Over the first four weeks, the district and individual schools have added more measures. For instance, large trash cans line the middle of the hallways at Davie High School now. That was a change after classroom trash cans began overflowing since students eat in their rooms.
“A lot of blood, sweat, and tears went into the planning, but you know, three weeks in, you can really see it coming together,” Custer said. “The safety measures are in place for the social distancing and the masks and the cleaning, and it’s coming together. So that’s a good feeling.”
Moore added: “You tweak and you regroup and you say, OK, this doesn’t look like it’s working so we’re gonna try something else.”
What it looks like
At Davie High, EC students in Brandi Klimczyk’s class are rolling oversized dice to help their teacher fill in numbers for an equation on the board. One student rolls a four. Another rolls a two.
“So where am I going to start on the number line?” Klimczyk asks, and the students shout, “Four!”
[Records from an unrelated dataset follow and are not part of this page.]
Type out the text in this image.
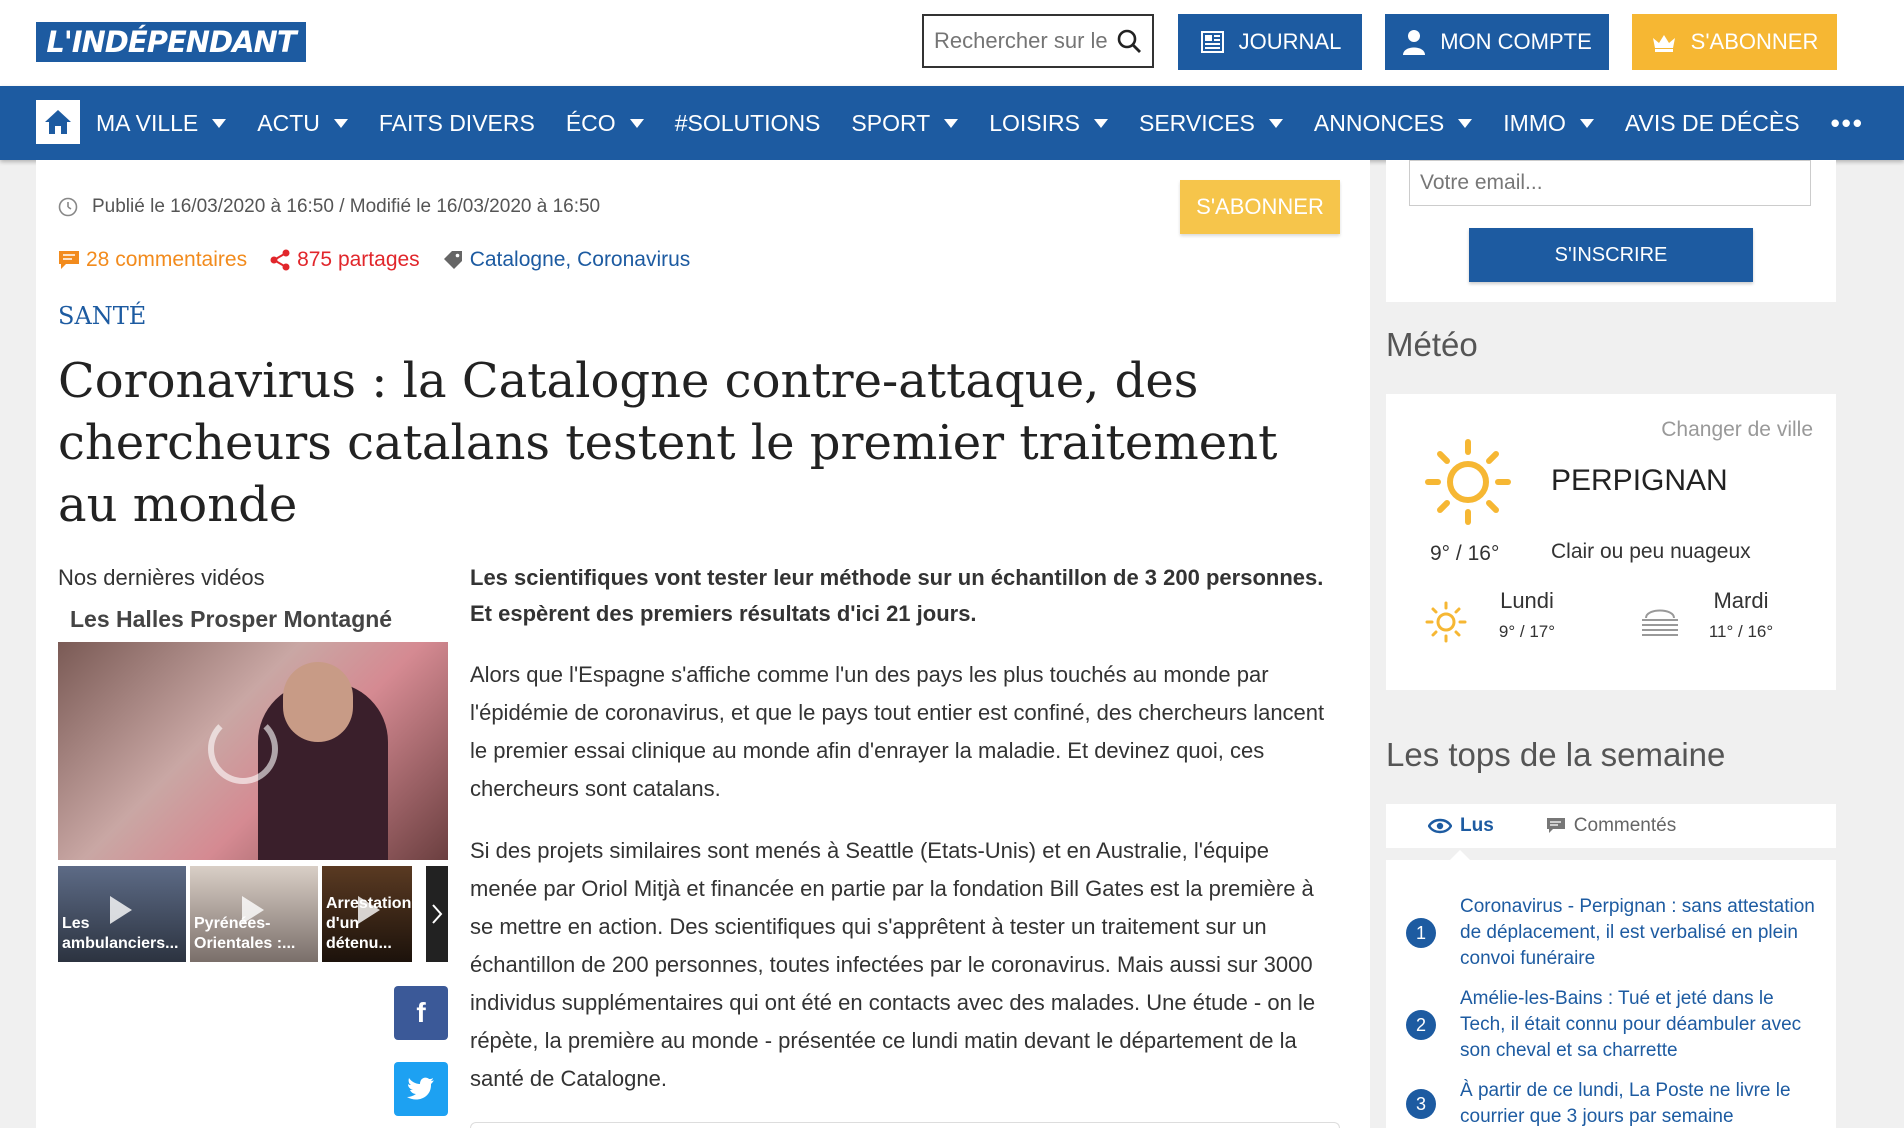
L'INDÉPENDANT
Rechercher sur le site	JOURNAL	MON COMPTE	S'ABONNER
MA VILLE	ACTU	FAITS DIVERS ÉCO	#SOLUTIONS SPORT	LOISIRS	SERVICES	ANNONCES	IMMO	AVIS DE DÉCÈS •••
Publié le 16/03/2020 à 16:50 / Modifié le 16/03/2020 à 16:50	S'ABONNER
28 commentaires 875 partages Catalogne, Coronavirus
SANTÉ
Coronavirus : la Catalogne contre-attaque, des chercheurs catalans testent le premier traitement au monde
Nos dernières vidéos
Les Halles Prosper Montagné
Les ambulanciers...
Pyrénées-Orientales :...
Arrestation d'un détenu...
f

Les scientifiques vont tester leur méthode sur un échantillon de 3 200 personnes. Et espèrent des premiers résultats d'ici 21 jours.

Alors que l'Espagne s'affiche comme l'un des pays les plus touchés au monde par l'épidémie de coronavirus, et que le pays tout entier est confiné, des chercheurs lancent le premier essai clinique au monde afin d'enrayer la maladie. Et devinez quoi, ces chercheurs sont catalans.

Si des projets similaires sont menés à Seattle (Etats-Unis) et en Australie, l'équipe menée par Oriol Mitjà et financée en partie par la fondation Bill Gates est la première à se mettre en action. Des scientifiques qui s'apprêtent à tester un traitement sur un échantillon de 200 personnes, toutes infectées par le coronavirus. Mais aussi sur 3000 individus supplémentaires qui ont été en contacts avec des malades. Une étude - on le répète, la première au monde - présentée ce lundi matin devant le département de la santé de Catalogne.

Votre email...
S'INSCRIRE
Météo
Changer de ville
9° / 16°
PERPIGNAN
Clair ou peu nuageux
Lundi
9° / 17°
Mardi
11° / 16°
Les tops de la semaine
Lus	Commentés
1
Coronavirus - Perpignan : sans attestation de déplacement, il est verbalisé en plein convoi funéraire
2
Amélie-les-Bains : Tué et jeté dans le Tech, il était connu pour déambuler avec son cheval et sa charrette
3
À partir de ce lundi, La Poste ne livre le courrier que 3 jours par semaine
As the students and teachers go back and forth working out the equation “4 minus 2,” an aide is at the sink disinfecting the dice. The students aren’t paying attention to the cleaning, though. They’re laughing and learning.
Across the hall, Annette Jenkins is reading a starter sentence to her kids.
“So our sentence starter is, ‘I just love to’” she says. “What are some action verbs we can use?”
Like many students these days, these kids are sitting at computers. They are getting instruction from Jenkins and two aides who are roaming around to give individual support.
“Sing!”
“Blow bubbles!”
The verbs come rolling in.
“Great!” Jenkins says. “Now, normally we would write these, but since we are practicing emails, you are going to compose this in your email and you’re going to send all your work to me within this email.”
The kids are learning this lesson for a specific reason. Custer, watching from the back of the room, learned why earlier: “If we go into all virtual again,” an elementary teacher told her, “they need to be able to send me an email. They need to be able to communicate with me, and that didn’t happen as effectively before.”
Jenkins fixes on Hayden, who is in this class.
“I just love to,” she says, repeating the starter sentence. “What do you love to do, Hayden?”
“Vacuum,” Hayden responds as the adults in the room break into a loving laughter.
‘It is priceless’
Hayden Moore is often talking about vacuums, so his class loved hearing his sentence: “I just love to vacuum my house.”
Hayden used to be afraid of vacuums, so his parents started exposing them to him more to help him conquer the fear. They would stalk Oreck stores and let him look at the vacuums through the window. After time, they would take him inside. Soon, Hayden would turn them on.
He has become obsessed. Now he watches old QVC Oreck infomercials on YouTube and has them memorized. In fact, the family vacations near Myrtle Beach and has gotten to know the owner of an Oreck shop there. She put Hayden in one of her ads. She also suggested to the family that Hayden might make a good vacuum repairman when he’s done with school.
His mom relays the story as she talks about the importance of Hayden getting the services he needs right now. He needs them to grow toward an independent livelihood.
She thinks back to the spring when she told him he couldn’t go to school.
“There was a lot of repetitive asking why and, also, you know, he missed his classmates, he missed his teachers,” she said. “As a parent, no matter how hard you try to have that routine and structure, it’s just not the same as being in the school building.”
With Hayden back now in school now, he’s totally different.
“The routine is different, but he still has his routine,” she said. “It is priceless.”